Make an Argument
By Eric Hughes
November 3, 2011
But I have a bone to pick with that ending, which our own Edwin Davies expounded upon a bit here and, which, I’d like to piggy back off of. I’ll agree that Scream 4 missed out on utter greatness by resolving itself with two finishes. Whoa! Before I get going here, may I remind you that you’re a fool to think I’d be doing this without revealing any spoilers. Anyway, I’ll agree that Scream 4 missed out on utter greatness by resolving itself with two resolutions. There was the shock and awe ending - the holy sh*#tf@&%k! finale that had me applauding its guts for going out with not only murdering Sidney Prescott - effing Sidney Prescott!! - but, all the way, grooming an evil child who killed many, many others to fulfill a misguided attempt at merely appearing as a victim - and the totally contrived ending that happened right after, which had Sidney Prescott of course awaking from her slumber, zapping her dear cousin with a couple of defibrillators and, rather cinematically, departing her enemy’s feeble last breaths with: “Don’t fuck with the original” (with threatening tone). At first, and I’ll be honest here, at first I was relieved that Sidney was still with us, because a possible Scream 5 - Scream 4 only earned $38 million domestically - would, right now, seem like it was missing something. I mean, even though Sidney was regulated to the supporting cast in Scream 4, Neve Campbell’s commitment to the cast of a Scream movie has, up to this point anyway, been mandatory. On top of that, there’s the authority of guys like Kevin Williamson himself who, having been a part of the franchise in some capacity since Scream’s inception, says: “Fuck the new generation and their misconceived notions of instant gratification and acting out the role of [fill in the blank] in the company of strangers” by allowing an opportunity for the heroine of Screams 1 through 3 to, you know, pown the totally new girl struttin’ into Woodsboro.

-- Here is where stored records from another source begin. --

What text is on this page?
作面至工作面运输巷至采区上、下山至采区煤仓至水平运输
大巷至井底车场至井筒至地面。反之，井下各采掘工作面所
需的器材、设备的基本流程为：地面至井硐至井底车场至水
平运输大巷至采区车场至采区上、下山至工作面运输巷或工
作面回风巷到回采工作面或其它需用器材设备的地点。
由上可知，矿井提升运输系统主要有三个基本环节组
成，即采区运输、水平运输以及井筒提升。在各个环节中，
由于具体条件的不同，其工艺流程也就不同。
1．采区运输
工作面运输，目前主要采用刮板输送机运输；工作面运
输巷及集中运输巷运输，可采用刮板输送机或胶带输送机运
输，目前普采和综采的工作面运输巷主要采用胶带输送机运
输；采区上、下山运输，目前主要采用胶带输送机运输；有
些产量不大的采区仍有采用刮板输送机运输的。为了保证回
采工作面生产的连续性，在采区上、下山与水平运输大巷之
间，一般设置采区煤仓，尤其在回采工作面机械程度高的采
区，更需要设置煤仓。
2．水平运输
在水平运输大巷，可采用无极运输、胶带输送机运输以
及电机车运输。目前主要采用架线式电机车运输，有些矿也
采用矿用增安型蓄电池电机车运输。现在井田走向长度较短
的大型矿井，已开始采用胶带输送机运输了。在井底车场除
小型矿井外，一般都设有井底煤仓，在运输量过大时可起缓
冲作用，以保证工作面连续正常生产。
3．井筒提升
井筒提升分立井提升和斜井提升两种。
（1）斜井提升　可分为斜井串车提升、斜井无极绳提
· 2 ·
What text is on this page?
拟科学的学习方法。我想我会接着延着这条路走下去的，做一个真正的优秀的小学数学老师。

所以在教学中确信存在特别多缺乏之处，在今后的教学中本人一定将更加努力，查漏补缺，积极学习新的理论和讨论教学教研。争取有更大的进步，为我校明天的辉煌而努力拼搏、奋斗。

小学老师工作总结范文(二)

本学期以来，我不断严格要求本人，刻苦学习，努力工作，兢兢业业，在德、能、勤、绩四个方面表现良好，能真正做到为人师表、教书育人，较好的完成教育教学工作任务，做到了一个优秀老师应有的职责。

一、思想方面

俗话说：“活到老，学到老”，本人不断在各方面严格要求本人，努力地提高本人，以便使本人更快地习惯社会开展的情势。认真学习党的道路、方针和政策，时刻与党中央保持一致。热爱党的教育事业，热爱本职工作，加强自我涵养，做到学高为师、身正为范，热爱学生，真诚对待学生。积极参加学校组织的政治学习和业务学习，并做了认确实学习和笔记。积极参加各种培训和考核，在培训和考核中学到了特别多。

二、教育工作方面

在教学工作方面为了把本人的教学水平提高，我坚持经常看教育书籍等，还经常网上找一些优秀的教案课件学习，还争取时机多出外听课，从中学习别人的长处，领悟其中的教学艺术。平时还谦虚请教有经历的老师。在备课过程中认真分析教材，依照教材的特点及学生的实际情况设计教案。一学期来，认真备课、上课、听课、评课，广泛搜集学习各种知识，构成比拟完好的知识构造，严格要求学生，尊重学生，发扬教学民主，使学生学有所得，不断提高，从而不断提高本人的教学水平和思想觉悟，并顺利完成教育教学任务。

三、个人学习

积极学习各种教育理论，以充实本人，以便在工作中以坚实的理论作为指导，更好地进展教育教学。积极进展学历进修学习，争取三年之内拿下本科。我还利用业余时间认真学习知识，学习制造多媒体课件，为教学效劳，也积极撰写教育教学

Having Sidney off her cousin, Jill, in the film’s closing credits is like the franchise demanding a sort of obligatory worship from Generation Z. You know: “You were hardly an infant when the first Scream came out; what do you know about horror movies?!” But as I thought about it more, I realized where I’d swung wrong: The way Scream 4 ended itself is a totally sucky way for Scream 4 to end itself. Sidney Prescott recouping from the dead just doesn’t feel right - as much as I’d like Kevin Willliamson to shove it in Generation Z’s faces. Having Jill surprisingly succeed over her victims, in much the way Jigsaw did in the original Saw, would have left many a mouths open as audiences filed out of the theater. (That people of Generation Z can do anything, so long as they put their minds to it. Even murdering, and with ease, the heroine of a trilogy. Yet where does that leave you, once officers arrive to clean up the muck?) That sort of dark surprise would have elevated Scream 4 to something greater than third sequel to an awesome film. It would have, as it tried to imply, advanced Scream to a new generation of viewers - not just us fogies - by maintaining relevance more than a decade after its last release. I mean, where do you go after a secret torturer - who fought hard to be that torturer! - overcomes the hero to become the victim? I don’t know that the genre has touched that yet.